Auch im Verhältnis zum Franken hat der Euro nicht gerade von sich reden gemacht. Dabei hat der Einkaufsmanager-Index für das verarbeitende Gewerbe (SVME) der Schweiz zwar positiv überrascht, dem Franken aber dennoch nicht wirklich geholfen. Tatsächlich hat der Euro zwischen Weihnachten und Neujahr sogar kurzzeitig die Obergrenze seiner leicht steigenden Konsolidierung überschreiten können – vermutlich feiertagsbedingt jedoch ohne Anschlussnachfrage. Nach einem leichten Rückschlag in das frühere Band, das nunmehr zwischen 1,1585 und 1,1760 verläuft, schlich sich der Kurs jedoch während der vergangenen Tage wieder peu à peu an dessen Obergrenze. Immerhin mit guten Chancen, endlich den Anstieg in Richtung 1,1870 auszulösen. Die Marke von 1,1660 sollte in diesem Zusammenhang nicht mehr unterlaufen werden.

GBP

EUR GBP (0,8890)

Gegenüber dem britischen Pfund ist der Euro während der vergangenen Handelstage nicht, wie von uns erhofft, richtig gut vorangekommen. Natürlich zeigte Sterling gestern eine gewisse Schwäche, nachdem etwa der Einkaufsmanager-Index des Baugewerbes (Markit/CIPS) hinter den Erwartungen zurückgeblieben war. Aber die Fortschritte des Euro bleiben überschaubar und können sich erst oberhalb von 0,8940 etwas besser in Richtung 0,9020 fortsetzen. Dieser derzeit positive Ansatz kann auf der anderen Seite auch wieder relativ schnell (unterhalb von 0,8830) zunichtegemacht werden. 

CZK

EUR CZK (25,52)

Nachdem die Krone vorgeblich aufgrund bilanztechnischer Faktoren (Negativzinsen auf Guthaben per Valuta Jahresultimo) nach Weihnachten für einen Tag lang einen kräftigen Schwächeanfall erlitten hatte, konnte sie sich mittlerweile wieder deutlich befestigen.
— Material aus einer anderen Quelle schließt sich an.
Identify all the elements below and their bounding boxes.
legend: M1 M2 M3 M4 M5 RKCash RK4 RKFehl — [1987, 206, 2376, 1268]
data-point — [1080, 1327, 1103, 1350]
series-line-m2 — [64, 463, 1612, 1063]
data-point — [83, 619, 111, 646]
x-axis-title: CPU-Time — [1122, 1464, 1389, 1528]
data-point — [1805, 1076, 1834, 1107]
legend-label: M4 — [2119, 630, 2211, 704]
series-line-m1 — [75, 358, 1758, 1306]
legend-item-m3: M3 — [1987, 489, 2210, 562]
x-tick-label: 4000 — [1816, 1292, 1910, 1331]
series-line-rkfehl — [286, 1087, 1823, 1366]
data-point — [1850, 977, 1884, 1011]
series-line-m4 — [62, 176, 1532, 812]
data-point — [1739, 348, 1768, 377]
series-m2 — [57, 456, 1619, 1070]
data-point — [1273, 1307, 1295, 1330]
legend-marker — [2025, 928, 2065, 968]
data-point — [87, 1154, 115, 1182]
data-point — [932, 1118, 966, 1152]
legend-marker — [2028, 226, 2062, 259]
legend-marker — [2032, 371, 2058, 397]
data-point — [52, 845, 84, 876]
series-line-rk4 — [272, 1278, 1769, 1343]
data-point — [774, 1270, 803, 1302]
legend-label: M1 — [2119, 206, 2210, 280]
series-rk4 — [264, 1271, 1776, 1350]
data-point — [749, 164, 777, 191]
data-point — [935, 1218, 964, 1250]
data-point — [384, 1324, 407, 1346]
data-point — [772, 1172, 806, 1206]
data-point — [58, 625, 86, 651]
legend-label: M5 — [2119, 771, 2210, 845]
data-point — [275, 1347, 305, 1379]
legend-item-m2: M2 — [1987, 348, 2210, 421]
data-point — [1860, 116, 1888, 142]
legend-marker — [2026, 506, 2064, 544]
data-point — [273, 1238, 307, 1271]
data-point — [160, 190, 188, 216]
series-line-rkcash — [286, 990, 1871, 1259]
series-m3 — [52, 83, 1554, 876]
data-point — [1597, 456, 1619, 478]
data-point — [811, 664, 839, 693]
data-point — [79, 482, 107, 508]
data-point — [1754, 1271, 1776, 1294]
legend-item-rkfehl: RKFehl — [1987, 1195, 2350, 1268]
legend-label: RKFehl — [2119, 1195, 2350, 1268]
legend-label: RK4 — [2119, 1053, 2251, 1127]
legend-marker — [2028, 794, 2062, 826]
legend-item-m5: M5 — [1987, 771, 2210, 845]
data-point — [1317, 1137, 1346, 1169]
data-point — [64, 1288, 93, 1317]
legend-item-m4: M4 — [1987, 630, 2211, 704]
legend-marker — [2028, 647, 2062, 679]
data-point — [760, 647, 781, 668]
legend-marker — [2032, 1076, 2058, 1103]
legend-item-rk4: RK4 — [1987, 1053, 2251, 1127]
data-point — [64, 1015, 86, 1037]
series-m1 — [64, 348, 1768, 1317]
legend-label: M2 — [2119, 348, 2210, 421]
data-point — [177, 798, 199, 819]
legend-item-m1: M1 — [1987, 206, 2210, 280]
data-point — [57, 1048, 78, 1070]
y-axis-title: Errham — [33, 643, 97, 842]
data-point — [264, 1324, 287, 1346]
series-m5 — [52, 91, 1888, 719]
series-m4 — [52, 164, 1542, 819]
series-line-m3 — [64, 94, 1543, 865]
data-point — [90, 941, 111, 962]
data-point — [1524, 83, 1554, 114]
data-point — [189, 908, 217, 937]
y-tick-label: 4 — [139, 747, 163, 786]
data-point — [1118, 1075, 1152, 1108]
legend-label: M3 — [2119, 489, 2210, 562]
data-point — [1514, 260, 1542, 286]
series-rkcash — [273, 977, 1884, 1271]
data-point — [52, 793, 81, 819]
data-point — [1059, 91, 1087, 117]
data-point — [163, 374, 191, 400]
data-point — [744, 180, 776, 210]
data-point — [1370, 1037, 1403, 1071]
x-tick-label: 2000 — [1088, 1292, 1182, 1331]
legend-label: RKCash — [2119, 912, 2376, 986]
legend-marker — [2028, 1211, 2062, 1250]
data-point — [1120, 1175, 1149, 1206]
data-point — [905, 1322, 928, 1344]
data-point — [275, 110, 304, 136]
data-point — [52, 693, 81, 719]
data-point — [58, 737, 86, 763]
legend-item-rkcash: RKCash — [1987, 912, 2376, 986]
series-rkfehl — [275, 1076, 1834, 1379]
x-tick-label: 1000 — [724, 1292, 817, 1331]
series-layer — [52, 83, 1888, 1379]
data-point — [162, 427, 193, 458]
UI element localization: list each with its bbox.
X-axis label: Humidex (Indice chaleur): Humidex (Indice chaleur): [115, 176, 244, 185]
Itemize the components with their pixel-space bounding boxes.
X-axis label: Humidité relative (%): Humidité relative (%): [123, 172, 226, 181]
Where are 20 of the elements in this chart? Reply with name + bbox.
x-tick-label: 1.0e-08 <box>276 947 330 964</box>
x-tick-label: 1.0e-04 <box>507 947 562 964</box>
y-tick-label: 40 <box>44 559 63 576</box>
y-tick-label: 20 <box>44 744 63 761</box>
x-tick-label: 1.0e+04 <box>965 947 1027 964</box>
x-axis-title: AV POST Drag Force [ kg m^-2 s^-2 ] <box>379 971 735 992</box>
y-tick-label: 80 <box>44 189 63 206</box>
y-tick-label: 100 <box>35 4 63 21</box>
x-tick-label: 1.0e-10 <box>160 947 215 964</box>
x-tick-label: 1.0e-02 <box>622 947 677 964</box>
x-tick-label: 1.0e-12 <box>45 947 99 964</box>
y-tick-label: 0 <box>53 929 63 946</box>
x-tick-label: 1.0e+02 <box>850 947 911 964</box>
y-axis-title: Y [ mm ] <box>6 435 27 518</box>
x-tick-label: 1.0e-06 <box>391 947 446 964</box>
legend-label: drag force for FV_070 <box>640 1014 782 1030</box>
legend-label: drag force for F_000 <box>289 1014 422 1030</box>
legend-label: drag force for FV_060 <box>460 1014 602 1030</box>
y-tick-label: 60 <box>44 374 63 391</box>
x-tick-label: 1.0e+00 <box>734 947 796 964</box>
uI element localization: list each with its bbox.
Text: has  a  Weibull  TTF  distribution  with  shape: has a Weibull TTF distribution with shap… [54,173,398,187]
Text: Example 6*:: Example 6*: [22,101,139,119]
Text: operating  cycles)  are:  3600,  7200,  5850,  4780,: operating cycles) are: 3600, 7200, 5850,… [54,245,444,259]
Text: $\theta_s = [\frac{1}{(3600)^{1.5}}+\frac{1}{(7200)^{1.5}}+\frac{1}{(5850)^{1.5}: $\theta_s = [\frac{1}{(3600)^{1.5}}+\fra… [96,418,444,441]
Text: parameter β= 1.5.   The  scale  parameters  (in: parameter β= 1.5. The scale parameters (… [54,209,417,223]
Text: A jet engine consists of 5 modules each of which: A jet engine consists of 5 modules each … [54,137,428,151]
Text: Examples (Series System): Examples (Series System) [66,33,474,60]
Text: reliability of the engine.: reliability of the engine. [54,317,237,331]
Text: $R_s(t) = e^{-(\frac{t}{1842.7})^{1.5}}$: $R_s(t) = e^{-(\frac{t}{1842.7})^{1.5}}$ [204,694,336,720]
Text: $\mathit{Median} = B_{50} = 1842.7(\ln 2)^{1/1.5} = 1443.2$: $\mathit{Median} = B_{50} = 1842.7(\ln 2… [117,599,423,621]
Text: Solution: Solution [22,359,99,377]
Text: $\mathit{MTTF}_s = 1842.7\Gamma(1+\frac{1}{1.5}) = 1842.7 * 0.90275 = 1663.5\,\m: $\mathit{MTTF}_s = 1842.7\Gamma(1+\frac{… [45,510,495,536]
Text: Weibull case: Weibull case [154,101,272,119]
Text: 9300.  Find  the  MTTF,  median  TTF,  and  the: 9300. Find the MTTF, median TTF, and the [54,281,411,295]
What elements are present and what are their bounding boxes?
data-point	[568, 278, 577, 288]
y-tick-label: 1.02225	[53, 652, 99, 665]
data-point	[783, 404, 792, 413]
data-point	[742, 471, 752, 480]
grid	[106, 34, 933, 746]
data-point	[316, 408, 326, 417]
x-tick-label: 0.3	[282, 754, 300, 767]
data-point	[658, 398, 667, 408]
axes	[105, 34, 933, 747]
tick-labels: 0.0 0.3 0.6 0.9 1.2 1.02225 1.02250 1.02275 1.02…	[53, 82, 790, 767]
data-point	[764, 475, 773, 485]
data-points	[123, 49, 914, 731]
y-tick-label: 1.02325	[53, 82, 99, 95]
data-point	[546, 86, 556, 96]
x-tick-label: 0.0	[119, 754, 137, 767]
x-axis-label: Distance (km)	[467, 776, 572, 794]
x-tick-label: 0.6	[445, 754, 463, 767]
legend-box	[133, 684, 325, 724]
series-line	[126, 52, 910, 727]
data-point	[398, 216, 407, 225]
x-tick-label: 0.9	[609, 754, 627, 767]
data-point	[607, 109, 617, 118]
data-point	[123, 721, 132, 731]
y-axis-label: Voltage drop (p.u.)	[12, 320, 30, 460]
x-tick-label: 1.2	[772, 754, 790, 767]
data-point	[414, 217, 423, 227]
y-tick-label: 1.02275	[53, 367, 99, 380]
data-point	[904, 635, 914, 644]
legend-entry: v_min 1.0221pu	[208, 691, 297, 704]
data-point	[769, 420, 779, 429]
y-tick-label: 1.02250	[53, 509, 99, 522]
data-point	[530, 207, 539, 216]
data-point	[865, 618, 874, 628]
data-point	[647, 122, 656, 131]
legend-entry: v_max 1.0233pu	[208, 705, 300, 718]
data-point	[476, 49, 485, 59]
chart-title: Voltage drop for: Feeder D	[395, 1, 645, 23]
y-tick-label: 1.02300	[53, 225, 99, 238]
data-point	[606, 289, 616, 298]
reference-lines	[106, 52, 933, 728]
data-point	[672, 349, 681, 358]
Damit weist der Trend des Euro in Richtung 25,33, während der Stabilitätspunkt bei 25,76 liegt.

PLN

EUR PLN (4,1500)

Im Nachhinein muss unsere vor Weihnachten abgegebene Projektion für den Euro (4,1725) fast schon ein wenig konservativ aussehen, wenn man bedenkt, dass dieser mittlerweile auf eine Zielmarke von 4,1370 (darunter wäre auch ein Abgleiten auf 4,0775 denkbar) zusteuert. Die gestern veröffentlichten polnischen Inflationsdaten, die sowohl im Monats- als auch im Jahresvergleich schwächer als erwartet ausgefallen waren, blieben indes ohne Auswirkung für den Kursverlauf. Immerhin ist eine kurzfristige Stabilisierung dieses schwachen Szenarios bereits oberhalb von 4,1780 möglich.